Des mots simples, courts, sans doute un peu rêches qui trahissait son essouflement face à la chaleur et à son début d’anxiété. Dédale aimait maîtriser. Que ce soit projets ou vie personnelle, il prévoyait tout à l’avance pour ne pas être dérouté. Mais voilà, le destin et les dieux en avaient décidés autrement. Le voilà pris au piège d’une toile d’arraignée invisible.
C’est lui qui l’avait construit, il pourrait s’en souvenir, non ? Mais quelque chose l’inquiétait. Il ne se souvenait pas du plan mais de l’idée qu’il avait eu de piéger le minotaure. D’espérer que les Dieux soient de la partie pour arrêter le monstre. Pourtant, il a beau y songer, aucune réponse ne semble vouloir se loger dans son cerveau. Qu’est-ce qu’il avait bien put créer pour que jamais le minotaure ne puisse en sortir ? Aucune sortie ? Qu’une seule ? Plusieurs mais piégées ? Des mécanismes  spécifiques ? Des incantations ? L’homme ne sait plus et finit par frotter ses cheveux contre son crâne, fâché contre sa nouvelle mémoire défaillante. Si seulement il pouvait se rappeler maintenant, pour trouver une solution adéquate.

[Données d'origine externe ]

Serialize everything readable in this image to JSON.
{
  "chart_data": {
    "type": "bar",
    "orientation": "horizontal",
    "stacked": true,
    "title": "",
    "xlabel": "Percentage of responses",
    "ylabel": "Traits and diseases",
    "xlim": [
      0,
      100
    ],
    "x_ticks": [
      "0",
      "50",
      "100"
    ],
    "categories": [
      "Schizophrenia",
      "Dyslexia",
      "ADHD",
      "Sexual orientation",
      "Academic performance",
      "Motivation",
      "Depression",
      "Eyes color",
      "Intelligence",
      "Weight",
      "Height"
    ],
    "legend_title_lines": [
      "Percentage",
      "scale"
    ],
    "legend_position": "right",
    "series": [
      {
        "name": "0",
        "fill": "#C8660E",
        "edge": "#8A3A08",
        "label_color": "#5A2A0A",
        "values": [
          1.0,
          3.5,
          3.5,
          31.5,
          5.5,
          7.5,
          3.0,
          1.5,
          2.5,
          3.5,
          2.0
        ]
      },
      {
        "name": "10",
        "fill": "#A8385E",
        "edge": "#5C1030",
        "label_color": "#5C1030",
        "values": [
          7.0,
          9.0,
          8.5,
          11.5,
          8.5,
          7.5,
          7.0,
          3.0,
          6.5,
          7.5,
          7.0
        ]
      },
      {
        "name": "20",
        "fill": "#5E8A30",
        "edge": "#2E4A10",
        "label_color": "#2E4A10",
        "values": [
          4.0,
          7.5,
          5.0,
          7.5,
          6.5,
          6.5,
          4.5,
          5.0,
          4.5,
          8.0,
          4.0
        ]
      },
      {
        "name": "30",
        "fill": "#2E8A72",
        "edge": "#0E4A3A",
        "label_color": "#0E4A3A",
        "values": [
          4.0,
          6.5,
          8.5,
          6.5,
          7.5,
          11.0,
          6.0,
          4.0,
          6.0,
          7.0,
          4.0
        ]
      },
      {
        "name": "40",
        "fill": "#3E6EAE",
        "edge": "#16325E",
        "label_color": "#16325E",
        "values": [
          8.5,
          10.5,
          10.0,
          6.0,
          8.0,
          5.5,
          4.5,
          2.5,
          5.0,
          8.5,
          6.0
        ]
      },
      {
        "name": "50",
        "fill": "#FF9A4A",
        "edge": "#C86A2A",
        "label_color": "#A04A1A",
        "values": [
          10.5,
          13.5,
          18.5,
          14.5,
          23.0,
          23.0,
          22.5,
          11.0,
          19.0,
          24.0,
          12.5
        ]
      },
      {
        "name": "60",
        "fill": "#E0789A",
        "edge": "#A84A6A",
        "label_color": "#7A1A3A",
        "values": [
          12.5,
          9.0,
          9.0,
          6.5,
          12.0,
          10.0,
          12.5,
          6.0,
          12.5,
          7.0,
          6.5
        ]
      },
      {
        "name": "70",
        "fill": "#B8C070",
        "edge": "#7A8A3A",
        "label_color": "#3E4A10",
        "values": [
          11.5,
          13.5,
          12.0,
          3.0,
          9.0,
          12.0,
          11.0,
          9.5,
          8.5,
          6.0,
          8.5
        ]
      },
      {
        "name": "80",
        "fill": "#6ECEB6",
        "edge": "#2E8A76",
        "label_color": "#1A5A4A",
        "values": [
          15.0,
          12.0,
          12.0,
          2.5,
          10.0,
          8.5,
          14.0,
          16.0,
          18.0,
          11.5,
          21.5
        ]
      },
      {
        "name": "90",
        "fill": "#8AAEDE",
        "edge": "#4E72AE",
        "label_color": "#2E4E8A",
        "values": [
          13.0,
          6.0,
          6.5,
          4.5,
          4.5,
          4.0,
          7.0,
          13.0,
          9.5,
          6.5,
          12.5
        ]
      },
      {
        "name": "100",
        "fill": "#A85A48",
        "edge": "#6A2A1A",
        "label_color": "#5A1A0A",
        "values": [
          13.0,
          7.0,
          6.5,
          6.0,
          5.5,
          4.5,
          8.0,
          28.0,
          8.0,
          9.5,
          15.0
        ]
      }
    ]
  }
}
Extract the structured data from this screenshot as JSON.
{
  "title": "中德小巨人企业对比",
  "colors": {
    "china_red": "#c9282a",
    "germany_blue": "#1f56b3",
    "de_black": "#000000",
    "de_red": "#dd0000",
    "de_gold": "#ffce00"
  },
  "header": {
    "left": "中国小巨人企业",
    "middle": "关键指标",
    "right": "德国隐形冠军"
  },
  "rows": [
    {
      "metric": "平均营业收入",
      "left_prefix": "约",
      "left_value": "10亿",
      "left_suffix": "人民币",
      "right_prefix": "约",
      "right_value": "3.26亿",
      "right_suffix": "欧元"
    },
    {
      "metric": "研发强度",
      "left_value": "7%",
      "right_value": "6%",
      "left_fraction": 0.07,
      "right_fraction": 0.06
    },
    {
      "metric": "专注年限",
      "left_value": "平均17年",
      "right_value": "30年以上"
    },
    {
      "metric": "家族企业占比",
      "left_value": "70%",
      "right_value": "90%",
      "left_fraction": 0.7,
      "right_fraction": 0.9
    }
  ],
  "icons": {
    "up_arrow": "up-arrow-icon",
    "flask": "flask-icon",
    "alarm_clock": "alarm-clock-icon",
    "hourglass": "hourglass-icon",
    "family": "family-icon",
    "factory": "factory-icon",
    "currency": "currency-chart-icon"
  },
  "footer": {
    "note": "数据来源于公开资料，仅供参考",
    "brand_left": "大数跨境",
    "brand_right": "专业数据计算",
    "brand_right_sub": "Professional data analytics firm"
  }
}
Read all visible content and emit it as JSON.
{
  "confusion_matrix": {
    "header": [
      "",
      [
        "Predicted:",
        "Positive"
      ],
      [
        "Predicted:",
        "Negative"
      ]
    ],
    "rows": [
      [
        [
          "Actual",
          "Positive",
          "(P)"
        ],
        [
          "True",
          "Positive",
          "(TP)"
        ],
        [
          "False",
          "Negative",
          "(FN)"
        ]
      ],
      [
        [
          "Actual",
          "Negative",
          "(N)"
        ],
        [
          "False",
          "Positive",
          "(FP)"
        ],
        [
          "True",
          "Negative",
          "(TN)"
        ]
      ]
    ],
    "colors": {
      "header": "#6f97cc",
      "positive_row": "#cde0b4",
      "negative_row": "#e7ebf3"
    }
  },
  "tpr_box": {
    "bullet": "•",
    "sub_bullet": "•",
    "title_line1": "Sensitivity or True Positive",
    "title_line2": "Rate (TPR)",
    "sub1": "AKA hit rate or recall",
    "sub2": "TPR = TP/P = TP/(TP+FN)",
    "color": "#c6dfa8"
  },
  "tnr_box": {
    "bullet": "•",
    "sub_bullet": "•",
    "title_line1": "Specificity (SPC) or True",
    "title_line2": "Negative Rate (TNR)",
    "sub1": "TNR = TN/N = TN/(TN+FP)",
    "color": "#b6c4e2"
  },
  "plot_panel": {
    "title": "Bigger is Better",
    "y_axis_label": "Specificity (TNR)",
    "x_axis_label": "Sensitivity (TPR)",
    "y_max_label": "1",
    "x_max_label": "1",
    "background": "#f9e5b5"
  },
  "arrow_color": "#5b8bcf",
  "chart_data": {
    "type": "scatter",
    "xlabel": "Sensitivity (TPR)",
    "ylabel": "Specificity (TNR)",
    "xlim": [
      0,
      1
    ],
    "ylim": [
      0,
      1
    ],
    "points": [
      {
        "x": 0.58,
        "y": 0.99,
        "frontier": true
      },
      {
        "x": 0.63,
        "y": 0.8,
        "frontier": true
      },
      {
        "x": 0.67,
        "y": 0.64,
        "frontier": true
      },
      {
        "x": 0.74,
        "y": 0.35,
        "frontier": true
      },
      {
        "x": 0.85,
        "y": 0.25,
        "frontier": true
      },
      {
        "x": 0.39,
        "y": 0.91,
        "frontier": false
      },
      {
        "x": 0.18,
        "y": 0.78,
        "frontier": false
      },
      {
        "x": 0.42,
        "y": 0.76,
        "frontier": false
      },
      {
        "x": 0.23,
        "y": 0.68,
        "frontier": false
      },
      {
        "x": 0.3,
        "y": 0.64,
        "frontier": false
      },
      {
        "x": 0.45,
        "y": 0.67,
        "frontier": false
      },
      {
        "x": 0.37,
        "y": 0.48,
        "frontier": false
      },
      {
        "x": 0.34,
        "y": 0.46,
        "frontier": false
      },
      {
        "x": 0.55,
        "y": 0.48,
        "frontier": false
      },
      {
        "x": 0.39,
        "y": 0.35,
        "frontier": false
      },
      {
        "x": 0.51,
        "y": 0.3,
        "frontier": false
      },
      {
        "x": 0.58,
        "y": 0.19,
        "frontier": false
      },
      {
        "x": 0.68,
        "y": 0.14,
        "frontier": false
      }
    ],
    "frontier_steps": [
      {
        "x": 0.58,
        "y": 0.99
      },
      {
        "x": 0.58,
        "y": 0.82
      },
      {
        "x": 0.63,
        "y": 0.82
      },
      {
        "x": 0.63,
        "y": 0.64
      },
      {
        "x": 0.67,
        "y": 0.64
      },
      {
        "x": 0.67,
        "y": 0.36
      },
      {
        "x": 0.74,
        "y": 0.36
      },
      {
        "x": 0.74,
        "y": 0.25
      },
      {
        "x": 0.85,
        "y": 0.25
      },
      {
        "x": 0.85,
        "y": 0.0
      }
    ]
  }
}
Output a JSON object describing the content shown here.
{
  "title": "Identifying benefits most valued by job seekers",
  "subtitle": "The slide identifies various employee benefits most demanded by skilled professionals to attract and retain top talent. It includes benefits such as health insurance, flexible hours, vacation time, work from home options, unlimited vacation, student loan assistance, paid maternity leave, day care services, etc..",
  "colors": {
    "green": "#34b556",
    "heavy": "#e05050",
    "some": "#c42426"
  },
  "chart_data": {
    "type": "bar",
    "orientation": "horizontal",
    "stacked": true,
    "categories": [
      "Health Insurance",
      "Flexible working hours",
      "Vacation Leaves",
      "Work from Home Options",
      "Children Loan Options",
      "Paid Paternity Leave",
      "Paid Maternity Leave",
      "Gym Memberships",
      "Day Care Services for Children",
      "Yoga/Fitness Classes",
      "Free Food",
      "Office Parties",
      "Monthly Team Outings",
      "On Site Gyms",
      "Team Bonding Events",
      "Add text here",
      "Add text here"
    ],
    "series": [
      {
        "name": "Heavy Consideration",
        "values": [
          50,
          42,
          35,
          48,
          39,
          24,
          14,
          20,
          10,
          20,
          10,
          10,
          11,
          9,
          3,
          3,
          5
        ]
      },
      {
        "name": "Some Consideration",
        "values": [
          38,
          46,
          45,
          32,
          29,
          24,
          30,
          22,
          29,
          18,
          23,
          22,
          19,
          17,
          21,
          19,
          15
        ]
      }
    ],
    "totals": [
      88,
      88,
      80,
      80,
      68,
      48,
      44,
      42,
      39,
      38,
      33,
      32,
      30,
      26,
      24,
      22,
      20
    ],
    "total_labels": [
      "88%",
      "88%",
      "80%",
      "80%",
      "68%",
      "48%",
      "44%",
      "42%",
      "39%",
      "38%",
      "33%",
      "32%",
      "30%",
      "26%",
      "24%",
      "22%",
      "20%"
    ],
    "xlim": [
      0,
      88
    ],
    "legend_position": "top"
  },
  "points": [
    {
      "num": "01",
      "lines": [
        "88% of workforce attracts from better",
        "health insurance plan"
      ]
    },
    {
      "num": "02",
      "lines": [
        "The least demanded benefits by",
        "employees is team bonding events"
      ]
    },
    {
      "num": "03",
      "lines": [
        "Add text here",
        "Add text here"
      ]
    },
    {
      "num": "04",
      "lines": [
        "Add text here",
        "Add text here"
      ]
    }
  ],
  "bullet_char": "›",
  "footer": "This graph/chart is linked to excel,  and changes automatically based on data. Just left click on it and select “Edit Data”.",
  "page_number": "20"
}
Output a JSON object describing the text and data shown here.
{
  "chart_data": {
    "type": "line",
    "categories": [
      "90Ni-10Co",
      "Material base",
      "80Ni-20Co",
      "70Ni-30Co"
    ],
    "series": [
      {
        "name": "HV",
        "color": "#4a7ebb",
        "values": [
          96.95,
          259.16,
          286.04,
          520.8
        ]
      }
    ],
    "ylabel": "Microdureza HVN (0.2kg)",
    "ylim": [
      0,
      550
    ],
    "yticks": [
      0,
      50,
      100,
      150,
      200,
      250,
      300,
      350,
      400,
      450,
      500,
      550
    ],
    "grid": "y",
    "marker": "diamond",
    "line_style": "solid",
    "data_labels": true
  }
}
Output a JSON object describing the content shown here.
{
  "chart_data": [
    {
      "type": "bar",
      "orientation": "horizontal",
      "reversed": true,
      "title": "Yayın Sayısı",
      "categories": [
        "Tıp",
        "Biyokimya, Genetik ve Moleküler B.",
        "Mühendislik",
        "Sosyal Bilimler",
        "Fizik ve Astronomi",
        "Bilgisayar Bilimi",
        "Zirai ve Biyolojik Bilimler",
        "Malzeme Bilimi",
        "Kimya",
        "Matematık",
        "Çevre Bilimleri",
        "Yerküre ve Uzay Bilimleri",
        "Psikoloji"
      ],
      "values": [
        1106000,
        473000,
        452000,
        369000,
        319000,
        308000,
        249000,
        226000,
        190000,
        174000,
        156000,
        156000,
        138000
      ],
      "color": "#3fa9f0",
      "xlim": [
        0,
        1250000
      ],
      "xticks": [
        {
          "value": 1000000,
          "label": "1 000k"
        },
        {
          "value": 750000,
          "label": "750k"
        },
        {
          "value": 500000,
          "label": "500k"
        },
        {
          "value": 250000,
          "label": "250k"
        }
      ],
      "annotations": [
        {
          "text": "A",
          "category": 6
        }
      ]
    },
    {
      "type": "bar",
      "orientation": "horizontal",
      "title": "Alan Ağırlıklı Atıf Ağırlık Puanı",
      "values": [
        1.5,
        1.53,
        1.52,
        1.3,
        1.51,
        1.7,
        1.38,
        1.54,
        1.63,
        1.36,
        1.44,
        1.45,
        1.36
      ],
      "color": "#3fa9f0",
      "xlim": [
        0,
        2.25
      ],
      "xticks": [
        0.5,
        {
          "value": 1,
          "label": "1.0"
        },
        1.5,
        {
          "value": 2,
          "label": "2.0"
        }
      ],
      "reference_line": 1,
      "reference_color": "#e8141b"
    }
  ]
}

Face au silence pour seule réponse à ses questionnements, l’architecte finit par désigner à son fils la grande ouverture qu’ils avaient devant eux.

« Bois, eau, tissus… peu importe, mais il nous faut trouver quelque chose. »

La liste des objets nécessaire à la vie semblait dérisoire mais Dédale avait besoin d'en énumérer quelques uns, pensant sans doute inconsciemment qu'ils allaient apparaître quelque part dans le labyrinthe à la simple évocation des lettres qui composent leurs noms. Puis dans un élan de courage, contrairement à sa panique habituelle lors de situation inattendu, le grec finit par avancer d’un pas lent mais long et lourd de volonté de retrouver sa liberté, et celle de sa progéniture.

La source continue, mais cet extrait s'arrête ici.